Si l’on peut apercevoir plusieurs visages connus et reconnus de l’industrie hindi dans Happy New Year, il n’y a rien de comparable aux 57 apparitions spéciales de Om Shanti Om. On appréciera cependant la présence de plusieurs personnalités comme Malaika Arora, Sajid Khan, Sarah-Jane Dias, Dino Morea, Vishal Malhotra et Geeta Kapoor. Et l’un des instants les plus hilarants du film tient dans les prestations de Vishal Dadlani et Anurag Kashyap, à hurler de rire en juges sadiques. J’ai trouvé formidable qu’un cinéaste indépendant de la carrure d’Anurag Kashyap, qui a souvent dénoncé le cinéma de masse, accepte de jouer le jeu et de prendre part à un film aussi commercial. C’est une belle preuve de maturité de la part d’un des réalisateurs les plus novateurs de l’industrie hindi. Du côté des clins d'œil, j’ai notamment remarqué une référence à Om Shanti Om avec la musique de « Ajab Si », ainsi que l’usage régulier du score de Mission Impossible pour accompagner la préparation du plan de nos 4 compères.
Happy New Year dure 3 heures. Pourtant, on aurait facilement pu l'amputer d’au moins 45 minutes. Ce qui est problématique avec ce film, c’est qu’il est très inégal. Il est truffé de scènes superflues, de séquences pâteuses qui en font un métrage longuet et poussif, là où il aurait pu gagner en légèreté sans jamais perdre son dynamisme. Le métrage semble s’égarer au milieu de toutes ces scènes plutôt dispensables. L’introduction des personnages accapare la première heure de la pellicule là où 20 à 30 minutes auraient été suffisantes.
En effet, Nandu nous parle notamment de sa mère souffrante, qui nécessite une opération onéreuse. Pourtant, au milieu du capharnaüm cinématographique qu’est Happy New Year, on a le sentiment que Nandu a un peu zappé sa chère maman ! De plus, la conclusion est expédiée. En fait, l’écriture de Farah Khan manque de justesse et de concision. Elle tombe dans l’étalage et m’a laissée pantoise durant une bonne partie du visionnage.
Pourtant, dans son épilogue, Happy New Year nous transporte dans un torrent de bons sentiments et de tendresse. Ainsi, je n’ai pas pu rester insensible face au pouvoir émotionnel de ce film, qui nous touche en exploitant un art universel : la danse. Je me souviens avoir écrit dans ma critique de ABCD que « si la danse est prépondérante dans les films indiens, ce n’est pas par sa technique qu’elle a brillé, mais par son âme et sa sincérité ». Ici, c’est dans le cadre du concours que les protagonistes se découvrent et s’apprécient.
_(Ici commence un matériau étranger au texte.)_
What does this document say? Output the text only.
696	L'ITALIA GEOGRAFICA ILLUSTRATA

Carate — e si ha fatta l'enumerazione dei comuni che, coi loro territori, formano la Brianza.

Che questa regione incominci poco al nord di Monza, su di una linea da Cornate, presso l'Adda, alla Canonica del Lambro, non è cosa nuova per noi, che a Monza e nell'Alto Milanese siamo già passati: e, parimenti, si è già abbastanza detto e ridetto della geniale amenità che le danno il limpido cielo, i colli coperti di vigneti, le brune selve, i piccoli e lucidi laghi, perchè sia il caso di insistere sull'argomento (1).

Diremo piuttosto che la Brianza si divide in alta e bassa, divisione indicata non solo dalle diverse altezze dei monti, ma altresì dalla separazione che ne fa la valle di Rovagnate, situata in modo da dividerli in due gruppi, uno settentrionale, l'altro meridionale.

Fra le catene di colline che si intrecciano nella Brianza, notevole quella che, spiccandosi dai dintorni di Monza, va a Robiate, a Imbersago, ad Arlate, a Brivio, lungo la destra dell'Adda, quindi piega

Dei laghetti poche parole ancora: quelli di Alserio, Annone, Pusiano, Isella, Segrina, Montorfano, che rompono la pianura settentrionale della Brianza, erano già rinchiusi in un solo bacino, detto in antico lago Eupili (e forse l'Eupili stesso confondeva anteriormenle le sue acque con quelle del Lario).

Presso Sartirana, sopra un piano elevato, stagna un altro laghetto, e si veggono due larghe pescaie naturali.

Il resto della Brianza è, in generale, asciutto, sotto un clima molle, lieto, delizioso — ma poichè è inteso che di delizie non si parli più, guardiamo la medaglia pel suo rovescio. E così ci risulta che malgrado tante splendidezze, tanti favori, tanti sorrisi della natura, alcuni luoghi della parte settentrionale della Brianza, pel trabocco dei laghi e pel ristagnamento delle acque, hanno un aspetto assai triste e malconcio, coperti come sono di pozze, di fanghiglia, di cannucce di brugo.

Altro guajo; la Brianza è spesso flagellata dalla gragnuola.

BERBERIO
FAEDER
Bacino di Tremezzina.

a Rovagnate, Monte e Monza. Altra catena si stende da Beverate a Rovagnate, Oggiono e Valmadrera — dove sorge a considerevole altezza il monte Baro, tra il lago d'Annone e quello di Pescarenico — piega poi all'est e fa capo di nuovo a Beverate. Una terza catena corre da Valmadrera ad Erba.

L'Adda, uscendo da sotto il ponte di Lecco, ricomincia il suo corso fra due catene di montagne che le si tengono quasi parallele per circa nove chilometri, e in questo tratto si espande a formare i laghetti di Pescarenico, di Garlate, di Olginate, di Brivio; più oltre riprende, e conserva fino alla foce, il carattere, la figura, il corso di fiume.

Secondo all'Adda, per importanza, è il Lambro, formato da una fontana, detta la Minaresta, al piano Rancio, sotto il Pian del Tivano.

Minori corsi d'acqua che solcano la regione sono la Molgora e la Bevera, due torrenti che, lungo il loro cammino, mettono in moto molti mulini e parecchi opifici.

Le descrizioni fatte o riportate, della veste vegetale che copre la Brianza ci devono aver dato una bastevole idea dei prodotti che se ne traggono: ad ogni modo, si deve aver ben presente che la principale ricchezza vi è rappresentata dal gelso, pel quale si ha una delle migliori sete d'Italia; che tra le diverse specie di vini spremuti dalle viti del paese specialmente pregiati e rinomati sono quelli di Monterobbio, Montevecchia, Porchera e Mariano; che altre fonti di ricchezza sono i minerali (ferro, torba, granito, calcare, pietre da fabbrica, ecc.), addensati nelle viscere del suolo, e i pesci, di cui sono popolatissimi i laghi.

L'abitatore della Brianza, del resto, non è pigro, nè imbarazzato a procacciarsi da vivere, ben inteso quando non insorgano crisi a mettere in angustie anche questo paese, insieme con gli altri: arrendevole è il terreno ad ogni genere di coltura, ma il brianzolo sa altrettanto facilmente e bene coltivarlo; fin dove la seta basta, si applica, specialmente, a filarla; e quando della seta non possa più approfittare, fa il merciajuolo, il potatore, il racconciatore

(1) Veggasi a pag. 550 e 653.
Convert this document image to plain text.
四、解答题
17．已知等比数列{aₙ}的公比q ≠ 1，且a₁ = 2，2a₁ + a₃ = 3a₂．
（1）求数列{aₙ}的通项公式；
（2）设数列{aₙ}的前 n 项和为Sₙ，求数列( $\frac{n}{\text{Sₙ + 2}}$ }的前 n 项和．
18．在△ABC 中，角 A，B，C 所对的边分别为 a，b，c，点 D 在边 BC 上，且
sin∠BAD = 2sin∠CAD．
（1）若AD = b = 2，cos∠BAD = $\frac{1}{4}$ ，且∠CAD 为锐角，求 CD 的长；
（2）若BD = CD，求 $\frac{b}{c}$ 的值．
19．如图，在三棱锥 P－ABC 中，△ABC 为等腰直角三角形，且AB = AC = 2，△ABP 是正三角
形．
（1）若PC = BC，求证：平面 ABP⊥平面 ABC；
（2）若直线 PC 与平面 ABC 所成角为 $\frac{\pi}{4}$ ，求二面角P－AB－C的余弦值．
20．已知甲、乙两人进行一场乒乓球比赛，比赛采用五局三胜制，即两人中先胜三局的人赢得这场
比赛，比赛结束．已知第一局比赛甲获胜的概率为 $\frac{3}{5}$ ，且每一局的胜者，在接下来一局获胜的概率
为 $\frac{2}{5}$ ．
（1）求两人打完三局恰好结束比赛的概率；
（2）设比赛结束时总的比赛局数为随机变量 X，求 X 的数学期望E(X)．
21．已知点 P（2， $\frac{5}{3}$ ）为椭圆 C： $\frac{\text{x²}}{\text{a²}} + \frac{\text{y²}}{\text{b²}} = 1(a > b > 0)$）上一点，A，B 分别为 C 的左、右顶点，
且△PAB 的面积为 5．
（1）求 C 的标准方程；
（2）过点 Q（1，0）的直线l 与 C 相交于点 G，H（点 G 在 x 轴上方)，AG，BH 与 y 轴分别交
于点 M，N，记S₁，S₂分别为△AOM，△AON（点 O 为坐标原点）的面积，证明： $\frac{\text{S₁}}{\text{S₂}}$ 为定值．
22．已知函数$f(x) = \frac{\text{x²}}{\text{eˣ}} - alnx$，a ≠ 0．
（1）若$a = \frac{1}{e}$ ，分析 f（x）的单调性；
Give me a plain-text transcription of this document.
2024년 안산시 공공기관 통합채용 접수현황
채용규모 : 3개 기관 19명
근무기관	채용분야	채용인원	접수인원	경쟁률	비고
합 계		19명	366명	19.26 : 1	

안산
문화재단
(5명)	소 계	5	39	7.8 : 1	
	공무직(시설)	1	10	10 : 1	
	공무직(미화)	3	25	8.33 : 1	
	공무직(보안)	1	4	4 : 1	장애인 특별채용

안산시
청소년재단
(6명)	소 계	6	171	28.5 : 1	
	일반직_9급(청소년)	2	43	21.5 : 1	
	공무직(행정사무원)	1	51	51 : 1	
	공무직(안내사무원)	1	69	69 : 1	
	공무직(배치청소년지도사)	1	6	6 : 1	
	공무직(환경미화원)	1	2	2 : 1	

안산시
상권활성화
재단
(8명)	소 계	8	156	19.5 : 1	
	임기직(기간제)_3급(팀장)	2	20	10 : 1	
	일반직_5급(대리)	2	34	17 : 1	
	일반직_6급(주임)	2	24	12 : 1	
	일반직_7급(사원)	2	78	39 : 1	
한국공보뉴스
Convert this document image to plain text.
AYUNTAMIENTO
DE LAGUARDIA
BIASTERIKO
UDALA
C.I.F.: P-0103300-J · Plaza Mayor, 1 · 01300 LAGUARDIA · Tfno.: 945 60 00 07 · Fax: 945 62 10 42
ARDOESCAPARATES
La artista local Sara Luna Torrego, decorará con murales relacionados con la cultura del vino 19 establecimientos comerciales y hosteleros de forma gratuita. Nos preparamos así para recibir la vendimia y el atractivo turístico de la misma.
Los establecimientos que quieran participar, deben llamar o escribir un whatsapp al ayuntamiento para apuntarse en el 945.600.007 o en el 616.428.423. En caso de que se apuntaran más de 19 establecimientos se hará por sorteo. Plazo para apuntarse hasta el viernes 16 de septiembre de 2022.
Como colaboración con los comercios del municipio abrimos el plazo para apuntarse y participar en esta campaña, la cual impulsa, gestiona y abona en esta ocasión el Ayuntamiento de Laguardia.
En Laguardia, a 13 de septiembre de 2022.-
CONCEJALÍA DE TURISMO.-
Ces quatre garçons venus uniquement pour commettre le casse du siècle sont bouleversés par la détermination de Mohini et par la foi qu’elle a en eux, là où la moitié de la planète se moque de leur style très gauche. Dans Happy New Year, Farah Khan joue sur les talents de danseurs franchement douteux de ses acteurs pour en faire un argument comique. Mais au final, je me suis retrouvée, comme une idiote, à pleurer devant le « World Dance Medley » sur les paroles de Charlie en hommage à sa terre natale.
Ce n’est absolument pas la meilleure bande-originale du duo Vishal-Shekhar, bien qu’elle demeure de bonne facture. Mais d’abord, je tenais à parler de « Dance Like A Chammiya », qui était ma chanson préférée de l’album. Je considérais ce titre comme le digne successeur de « Sheila Ki Jawaani », au panthéon des item number catchy. Avec la voix de l’énergique Sunidhi Chauhan, j’espérais que ce titre serait illustré par Deepika Padukone avec une chorégraphie soutenue et une mise en scène colorée, comme Farah Khan en a le secret. Mais en voyant le film, quelle désillusion ! « Dance Like A Chammiya » n’est pas un item number !Pour moi, ça s’apparente à un vrai gâchis artistique. Il en va de même pour la très belle « Manwa Laage », dont le clip manque vraiment de romantisme. Oui, Mohini et Charlie sont dépassés par le feu de l’amour qui embrase leurs cœurs épris... Mais on ne pouvait pas en rester au stade de la métaphore ? Pour montrer que Mohini est amoureuse de Charlie, était-il nécessaire que cette dernière lui mette le feu aux fesses ? Littéralement ?! Je ne le crois pas...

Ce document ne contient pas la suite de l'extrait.